Angus's father is the Dagda, ruler of the Celtic pantheon, cunning and paranoid and fickle as Zeus. The Dagda banishes Angus after one of those nasty prophetic dreams: Angus is raised by a foster-father, and grows up gentle and peaceful, loved by his foster-family, inspiring dreams of romance in the young women he meets, drawing songbirds to him as he sleeps, calming the fiercest hound by his presence.

Angus's story weaves through others: the tale of Jamie and Davie, two brothers in Depression-gloomy 1930s Scotland, inseparable until Davie's invited to seek his fortune in Canada, which development devastates Jamie 'til he's sent a dream of dark trees and snow and knows, somehow, that Davie will still be there for him in the dream-world. The tale of Pig Twenty, a genetically-modified pig bred for medical reasons, and the gentle unambitious keeper who wants to rescue him -- and of the secretary who falls in love with the pig-keeper, against all inclination but with a joyful recognition of something that's right. The tale of two honeymooners, a man with a secret and a woman who dreams of it. Of a son who finds out that his father is not his father. A wife who walks out on her husband and seeks therapy.
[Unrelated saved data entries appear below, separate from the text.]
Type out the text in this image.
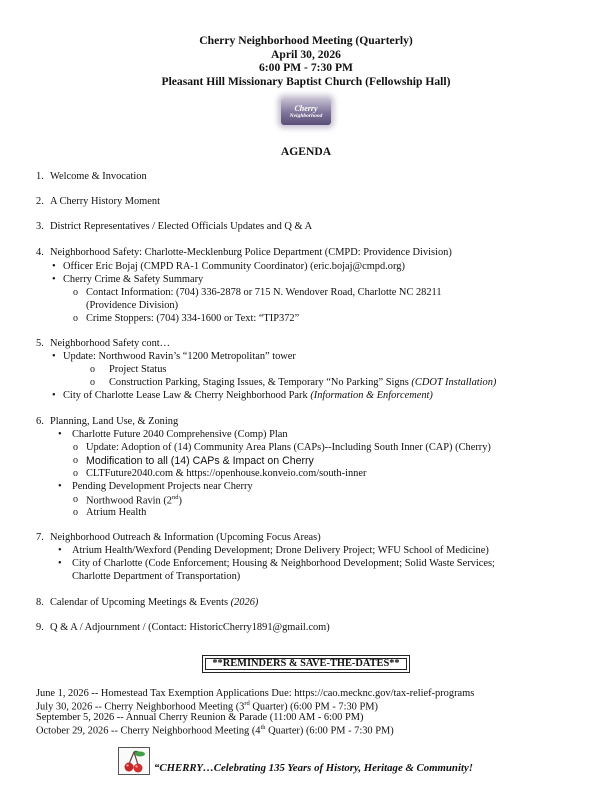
Cherry Neighborhood Meeting (Quarterly)
April 30, 2026
6:00 PM - 7:30 PM
Pleasant Hill Missionary Baptist Church (Fellowship Hall)
Cherry
Neighborhood
AGENDA
1. Welcome & Invocation
2. A Cherry History Moment
3. District Representatives / Elected Officials Updates and Q & A
4. Neighborhood Safety: Charlotte-Mecklenburg Police Department (CMPD: Providence Division)
• Officer Eric Bojaj (CMPD RA-1 Community Coordinator) (eric.bojaj@cmpd.org)
• Cherry Crime & Safety Summary
o Contact Information: (704) 336-2878 or 715 N. Wendover Road, Charlotte NC 28211
(Providence Division)
o Crime Stoppers: (704) 334-1600 or Text: “TIP372”
5. Neighborhood Safety cont…
• Update: Northwood Ravin’s “1200 Metropolitan” tower
o Project Status
o Construction Parking, Staging Issues, & Temporary “No Parking” Signs (CDOT Installation)
• City of Charlotte Lease Law & Cherry Neighborhood Park (Information & Enforcement)
6. Planning, Land Use, & Zoning
• Charlotte Future 2040 Comprehensive (Comp) Plan
o Update: Adoption of (14) Community Area Plans (CAPs)--Including South Inner (CAP) (Cherry)
o Modification to all (14) CAPs & Impact on Cherry
o CLTFuture2040.com & https://openhouse.konveio.com/south-inner
• Pending Development Projects near Cherry
o Northwood Ravin (2nd)
o Atrium Health
7. Neighborhood Outreach & Information (Upcoming Focus Areas)
• Atrium Health/Wexford (Pending Development; Drone Delivery Project; WFU School of Medicine)
• City of Charlotte (Code Enforcement; Housing & Neighborhood Development; Solid Waste Services;
Charlotte Department of Transportation)
8. Calendar of Upcoming Meetings & Events (2026)
9. Q & A / Adjournment / (Contact: HistoricCherry1891@gmail.com)
**REMINDERS & SAVE-THE-DATES**
June 1, 2026 -- Homestead Tax Exemption Applications Due: https://cao.mecknc.gov/tax-relief-programs
July 30, 2026 -- Cherry Neighborhood Meeting (3rd Quarter) (6:00 PM - 7:30 PM)
September 5, 2026 -- Annual Cherry Reunion & Parade (11:00 AM - 6:00 PM)
October 29, 2026 -- Cherry Neighborhood Meeting (4th Quarter) (6:00 PM - 7:30 PM)
“CHERRY…Celebrating 135 Years of History, Heritage & Community!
Brothers, secrets, childhood, the sound of birdsong.

McCall quotes Auden in his introduction: "Angus puts us in touch with our dreams - those entities which Auden described so beautifully in his Freud poem as the creatures of the night that are waiting for us, that need our recognition." I hadn't encountered that phrase before: I like the way it made each dream a vulnerable entity rather than a divine messenger or a symptom of some inner sickness. But are the dreams characters in and of themselves, separate and distinct from the god who bestows them? From these stories, I'd call the dreams gifts rather than entities: blessings given, not something born.